The arguments boiled down to whether releasing the details would be an invasion of the officers’ privacy.

Sean McGinley, an attorney representing The Charleston Gazette, told the state Supreme Court that the public’s right to know the details about alleged police misconduct outweighs any potential privacy interest.

“This is just part of the American, democratic process of transparency, and that’s why these documents should be made public,” he said during oral arguments that lasted about 40 minutes.

Assistant Attorney General Virginia Grottendieck Lanham countered that privacy considerations should carry more weight because reviews of officers’ on-duty conduct can delve into medical or psychiatric issues that are personal.

In 2010, the Charleston newspaper sued to seek reports from the state police’s Professional Standards section, which handles internal investigations.

The lawsuit was filed after requests for public information from state police and the state Department of Military Affairs and Public Safety were repeatedly denied.

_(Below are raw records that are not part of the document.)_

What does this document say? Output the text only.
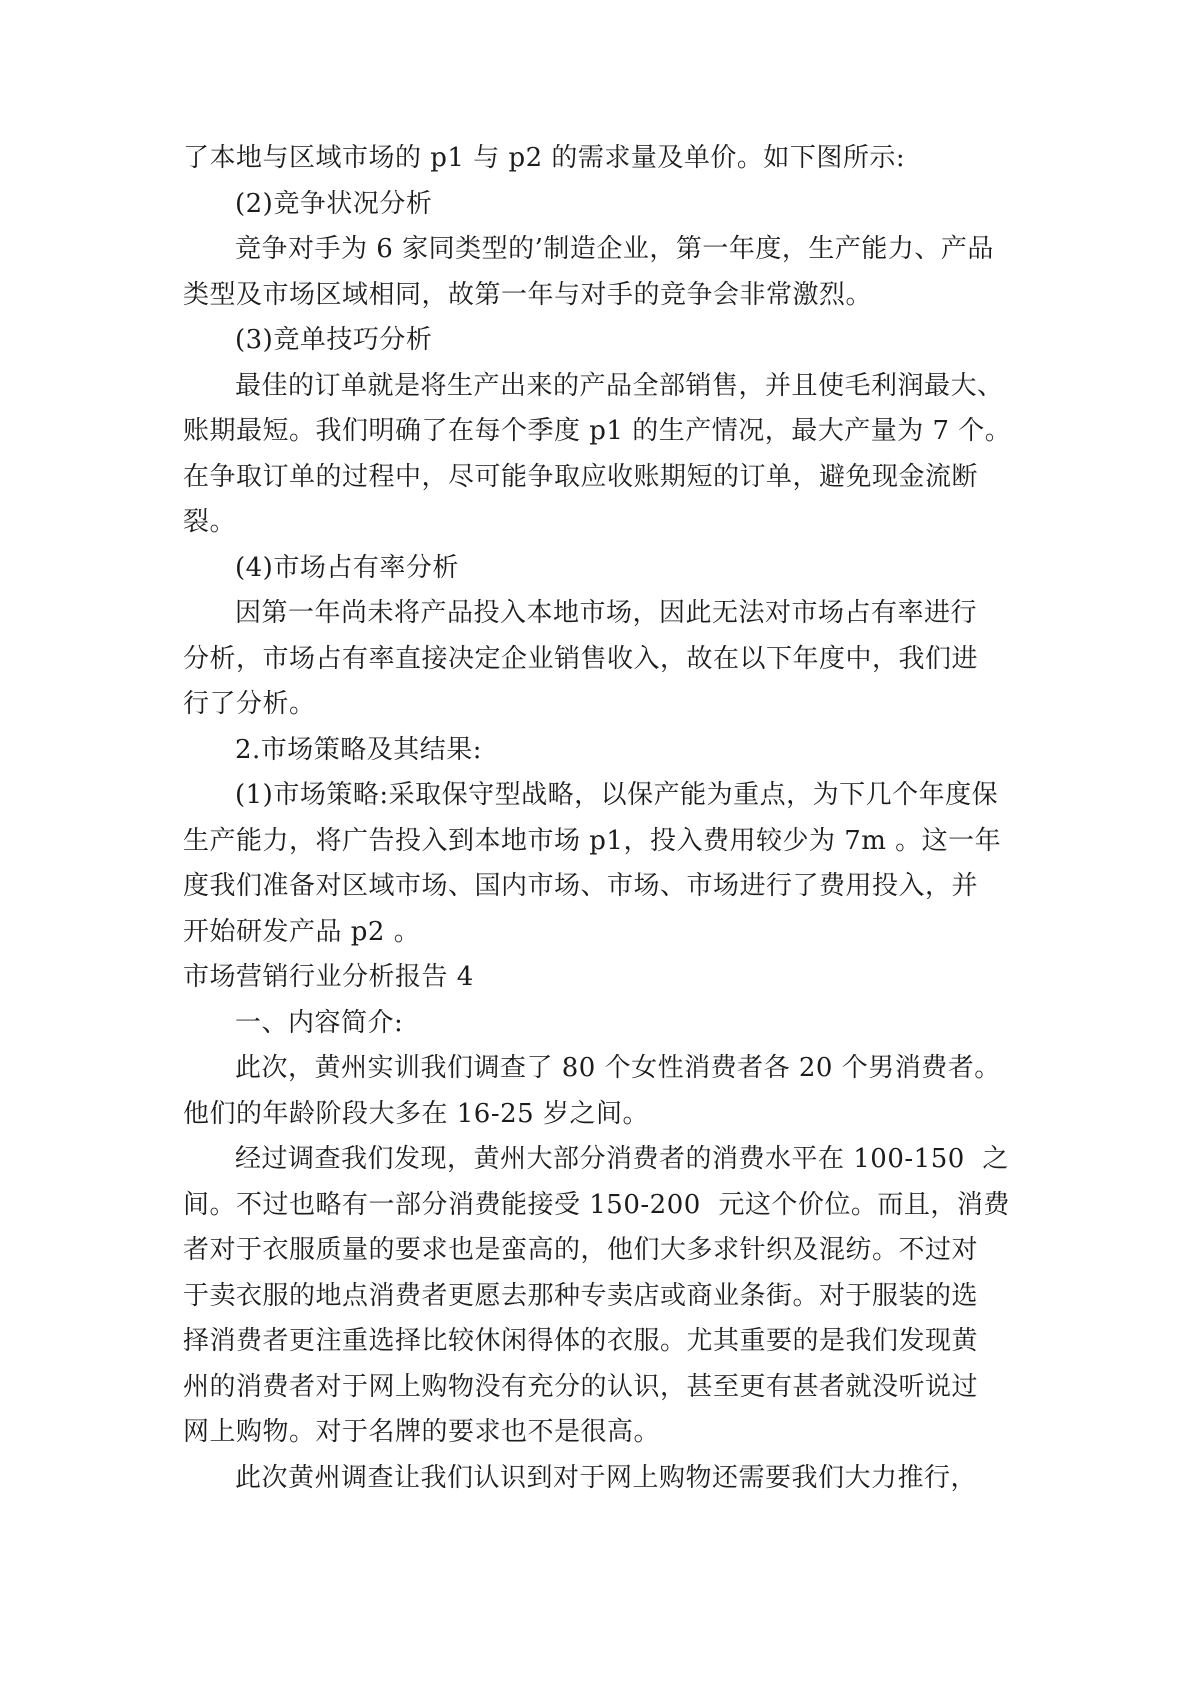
了本地与区域市场的 p1 与 p2 的需求量及单价。如下图所示:

(2)竞争状况分析

竞争对手为 6 家同类型的’制造企业，第一年度，生产能力、产品
类型及市场区域相同，故第一年与对手的竞争会非常激烈。

(3)竞单技巧分析

最佳的订单就是将生产出来的产品全部销售，并且使毛利润最大、
账期最短。我们明确了在每个季度 p1 的生产情况，最大产量为 7 个。
在争取订单的过程中，尽可能争取应收账期短的订单，避免现金流断
裂。

(4)市场占有率分析

因第一年尚未将产品投入本地市场，因此无法对市场占有率进行
分析，市场占有率直接决定企业销售收入，故在以下年度中，我们进
行了分析。

2.市场策略及其结果:

(1)市场策略:采取保守型战略，以保产能为重点，为下几个年度保
生产能力，将广告投入到本地市场 p1，投入费用较少为 7m 。这一年
度我们准备对区域市场、国内市场、市场、市场进行了费用投入，并
开始研发产品 p2 。

市场营销行业分析报告 4

一、内容简介:

此次，黄州实训我们调查了 80 个女性消费者各 20 个男消费者。
他们的年龄阶段大多在 16-25 岁之间。

经过调查我们发现，黄州大部分消费者的消费水平在 100-150  之
间。不过也略有一部分消费能接受 150-200  元这个价位。而且，消费
者对于衣服质量的要求也是蛮高的，他们大多求针织及混纺。不过对
于卖衣服的地点消费者更愿去那种专卖店或商业条街。对于服装的选
择消费者更注重选择比较休闲得体的衣服。尤其重要的是我们发现黄
州的消费者对于网上购物没有充分的认识，甚至更有甚者就没听说过
网上购物。对于名牌的要求也不是很高。

此次黄州调查让我们认识到对于网上购物还需要我们大力推行，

In May 2012, a circuit judge sided with state police. The Gazette then appealed to the state Supreme Court

In his presentation to the high court, McGinley said there’s a “strong public interest” in holding police officers accountable for on-duty conduct. As a result, he said, the public has a right to know about situations of police misconduct, which police supervisors reviewed the matters internally, whether an officer was reprimanded and what went into the decision.

He said those principles represent “the strong majority view in this country.”

Lanham argued that releasing such records would

undermine self-appraisals by officers who assess police actions in volatile situations. Those internal reviews go up the chain of command and can result in policy reviews that can enhance the safety of officers and the public, she said.

“You want candor,” she said. “You want the employee to be able to say, ‘This is what occurred, this is what didn’t work and we need to change the way we do things.”

She also said the internal reviews are fluid, and the records often change during each step of the process.

After the newspaper’s first request for the records was denied, it made another request that would have allowed state police to redact the names of officers before turning over the records, McGinley said. That request also was turned down.

Lanham said that redacting the names wouldn’t guarantee the privacy of officers. She noted that some police detachments consist of only three officers.

“It would be readily known who those officers are — if one of them is a supervisor, it would be one of the other two.”

The Supreme Court is expected to rule on the case by year’s end.